Kerugian dari Perdagangan Bebas:

Tapi, perdagangan bebas ditentang dengan beberapa alasan.

(a) Ketergantungan Berlebihan:

Karena suatu negara terlalu bergantung pada negara-negara asing, pecahnya perang dapat mengganggu perekonomiannya. Selama Perang Teluk 1991 Amerika menolak untuk menjual produknya kepada musuh-musuhnya (yaitu, negara-negara Teluk).

(B) Hambatan untuk Pengembangan Industri Rumah Tangga:

Jika barang-barang asing diimpor secara bebas, industri-industri dalam negeri dari negara-negara berkembang tidak akan dapat berkembang dengan cepat karena kekuatan superior dari industri-industri asing.

(c) Empire-Builder:

Di bawah perdagangan bebas, para pedagang asing khususnya yang dominan mungkin mencoba untuk menjadi pembangun kerajaan di masa depan.

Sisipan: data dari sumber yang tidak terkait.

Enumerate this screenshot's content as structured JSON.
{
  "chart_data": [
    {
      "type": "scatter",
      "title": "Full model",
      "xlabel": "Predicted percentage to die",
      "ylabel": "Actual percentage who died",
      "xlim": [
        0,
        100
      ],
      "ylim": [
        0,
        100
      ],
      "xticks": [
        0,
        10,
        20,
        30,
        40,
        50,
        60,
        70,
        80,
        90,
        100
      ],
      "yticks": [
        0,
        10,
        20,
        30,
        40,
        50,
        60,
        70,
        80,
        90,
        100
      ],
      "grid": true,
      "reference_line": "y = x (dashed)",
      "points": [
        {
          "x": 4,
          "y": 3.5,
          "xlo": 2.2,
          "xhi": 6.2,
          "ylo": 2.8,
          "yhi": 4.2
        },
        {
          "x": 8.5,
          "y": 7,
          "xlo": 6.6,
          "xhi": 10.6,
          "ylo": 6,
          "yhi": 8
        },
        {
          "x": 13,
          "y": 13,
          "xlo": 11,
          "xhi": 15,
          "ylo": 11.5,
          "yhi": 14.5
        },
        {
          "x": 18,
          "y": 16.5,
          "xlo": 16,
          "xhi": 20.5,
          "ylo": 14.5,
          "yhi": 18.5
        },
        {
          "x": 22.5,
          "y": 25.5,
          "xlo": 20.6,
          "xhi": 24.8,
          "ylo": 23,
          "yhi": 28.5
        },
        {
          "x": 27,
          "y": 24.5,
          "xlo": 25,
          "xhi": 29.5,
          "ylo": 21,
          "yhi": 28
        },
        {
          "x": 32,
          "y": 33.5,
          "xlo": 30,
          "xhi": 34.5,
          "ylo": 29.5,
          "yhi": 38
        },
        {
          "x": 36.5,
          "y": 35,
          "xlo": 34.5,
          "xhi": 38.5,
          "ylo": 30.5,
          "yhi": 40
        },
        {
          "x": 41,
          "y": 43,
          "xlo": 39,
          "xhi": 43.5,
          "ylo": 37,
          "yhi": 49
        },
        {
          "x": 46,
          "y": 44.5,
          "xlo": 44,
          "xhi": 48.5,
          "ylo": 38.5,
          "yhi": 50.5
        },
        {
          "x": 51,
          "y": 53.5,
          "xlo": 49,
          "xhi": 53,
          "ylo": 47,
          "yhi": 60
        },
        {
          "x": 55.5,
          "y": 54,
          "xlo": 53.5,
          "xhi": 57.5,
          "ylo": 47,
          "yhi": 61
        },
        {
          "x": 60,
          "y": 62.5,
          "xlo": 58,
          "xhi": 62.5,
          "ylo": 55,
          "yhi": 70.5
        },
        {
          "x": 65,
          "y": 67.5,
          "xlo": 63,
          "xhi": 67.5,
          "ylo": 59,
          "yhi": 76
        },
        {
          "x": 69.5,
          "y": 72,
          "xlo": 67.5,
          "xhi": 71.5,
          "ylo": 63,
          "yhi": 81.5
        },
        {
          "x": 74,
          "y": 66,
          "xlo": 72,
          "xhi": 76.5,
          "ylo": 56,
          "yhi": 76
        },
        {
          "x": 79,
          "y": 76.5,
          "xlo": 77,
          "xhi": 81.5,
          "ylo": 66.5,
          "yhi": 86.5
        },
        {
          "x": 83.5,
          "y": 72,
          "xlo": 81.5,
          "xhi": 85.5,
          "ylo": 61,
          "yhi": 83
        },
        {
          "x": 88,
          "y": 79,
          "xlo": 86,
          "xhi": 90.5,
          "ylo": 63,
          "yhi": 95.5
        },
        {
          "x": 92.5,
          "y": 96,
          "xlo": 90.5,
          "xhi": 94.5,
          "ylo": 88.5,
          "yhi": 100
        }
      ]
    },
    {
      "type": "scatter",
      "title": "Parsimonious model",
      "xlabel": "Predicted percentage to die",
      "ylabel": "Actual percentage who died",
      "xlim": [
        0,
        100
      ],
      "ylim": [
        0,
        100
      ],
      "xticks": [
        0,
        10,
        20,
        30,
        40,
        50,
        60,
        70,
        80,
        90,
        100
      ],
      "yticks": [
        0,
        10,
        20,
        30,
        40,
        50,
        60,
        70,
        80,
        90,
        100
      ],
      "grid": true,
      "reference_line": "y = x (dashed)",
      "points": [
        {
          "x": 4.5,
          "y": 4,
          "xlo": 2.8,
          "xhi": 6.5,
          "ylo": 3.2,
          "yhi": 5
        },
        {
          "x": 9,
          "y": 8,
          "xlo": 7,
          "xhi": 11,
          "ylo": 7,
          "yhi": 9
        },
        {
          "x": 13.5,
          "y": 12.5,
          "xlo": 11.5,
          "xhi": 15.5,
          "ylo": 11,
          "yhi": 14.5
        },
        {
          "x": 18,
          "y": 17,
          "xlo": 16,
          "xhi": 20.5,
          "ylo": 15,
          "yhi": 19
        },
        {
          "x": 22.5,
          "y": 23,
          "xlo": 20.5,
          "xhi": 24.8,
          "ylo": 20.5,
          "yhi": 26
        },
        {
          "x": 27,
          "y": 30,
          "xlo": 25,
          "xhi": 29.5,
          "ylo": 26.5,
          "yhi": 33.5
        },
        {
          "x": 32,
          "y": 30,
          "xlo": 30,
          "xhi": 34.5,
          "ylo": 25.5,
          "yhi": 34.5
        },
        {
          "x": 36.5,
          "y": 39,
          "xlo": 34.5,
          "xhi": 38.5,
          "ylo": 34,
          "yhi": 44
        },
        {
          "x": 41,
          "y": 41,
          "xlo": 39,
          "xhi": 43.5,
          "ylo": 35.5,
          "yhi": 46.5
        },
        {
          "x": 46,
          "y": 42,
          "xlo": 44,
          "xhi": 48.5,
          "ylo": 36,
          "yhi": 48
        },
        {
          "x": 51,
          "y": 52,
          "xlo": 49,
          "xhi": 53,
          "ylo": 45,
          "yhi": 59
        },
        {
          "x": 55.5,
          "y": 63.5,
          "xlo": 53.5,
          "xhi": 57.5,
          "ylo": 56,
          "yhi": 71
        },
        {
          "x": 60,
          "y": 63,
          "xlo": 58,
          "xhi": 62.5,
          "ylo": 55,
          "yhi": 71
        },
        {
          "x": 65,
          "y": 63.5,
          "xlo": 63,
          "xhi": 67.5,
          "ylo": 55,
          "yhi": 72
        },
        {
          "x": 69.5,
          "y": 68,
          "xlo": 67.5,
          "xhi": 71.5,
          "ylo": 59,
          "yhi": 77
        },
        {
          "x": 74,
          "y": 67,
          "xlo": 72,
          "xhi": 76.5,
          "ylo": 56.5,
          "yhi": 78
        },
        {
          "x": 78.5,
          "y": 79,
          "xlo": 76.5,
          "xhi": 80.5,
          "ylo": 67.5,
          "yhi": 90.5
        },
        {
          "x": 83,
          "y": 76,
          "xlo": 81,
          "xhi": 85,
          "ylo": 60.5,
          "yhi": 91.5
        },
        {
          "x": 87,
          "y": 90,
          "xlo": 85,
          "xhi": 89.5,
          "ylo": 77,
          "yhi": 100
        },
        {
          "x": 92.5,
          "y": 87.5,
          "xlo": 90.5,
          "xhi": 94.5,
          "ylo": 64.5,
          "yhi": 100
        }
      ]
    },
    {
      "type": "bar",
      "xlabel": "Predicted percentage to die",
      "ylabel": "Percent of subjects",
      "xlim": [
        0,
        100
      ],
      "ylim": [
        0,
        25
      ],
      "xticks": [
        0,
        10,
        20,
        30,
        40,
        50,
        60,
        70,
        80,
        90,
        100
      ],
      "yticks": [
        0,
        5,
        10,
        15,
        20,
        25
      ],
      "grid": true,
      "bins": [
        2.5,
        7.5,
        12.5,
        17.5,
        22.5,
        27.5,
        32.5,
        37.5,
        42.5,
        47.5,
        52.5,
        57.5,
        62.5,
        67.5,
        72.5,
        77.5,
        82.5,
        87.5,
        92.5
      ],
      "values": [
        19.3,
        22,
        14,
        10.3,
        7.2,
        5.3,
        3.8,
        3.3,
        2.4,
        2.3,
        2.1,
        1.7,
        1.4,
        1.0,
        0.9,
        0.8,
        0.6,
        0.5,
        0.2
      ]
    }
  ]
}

Di masa lalu perdagangan bebas memunculkan kolonialisme dan imperialisme.

(d) Impor Barang Berbahaya Mahal:

Suatu negara juga dapat mengimpor barang asing yang mahal dan berbahaya.

(e) Persaingan dan Gesekan:

Akhirnya, perdagangan bebas terkadang menciptakan persaingan dan gesekan di antara negara-negara dagang. Dengan kata lain, persaingan komersial yang dihasilkan dari perdagangan sering kali memicu perang. Ini adalah poin penting.

Kesimpulan:

Saat ini, tidak ada negara di dunia yang mengikuti kebijakan perdagangan bebas. Setiap negara memberlakukan batasan pada impor dan ekspor barang untuk kepentingan negara yang lebih luas. Akhirnya, seperti yang ditunjukkan oleh T. Scitovsky, perdagangan bebas dapat terbukti bermanfaat bagi dunia secara keseluruhan tetapi tidak pernah terbukti sebagai kebijakan terbaik untuk satu negara.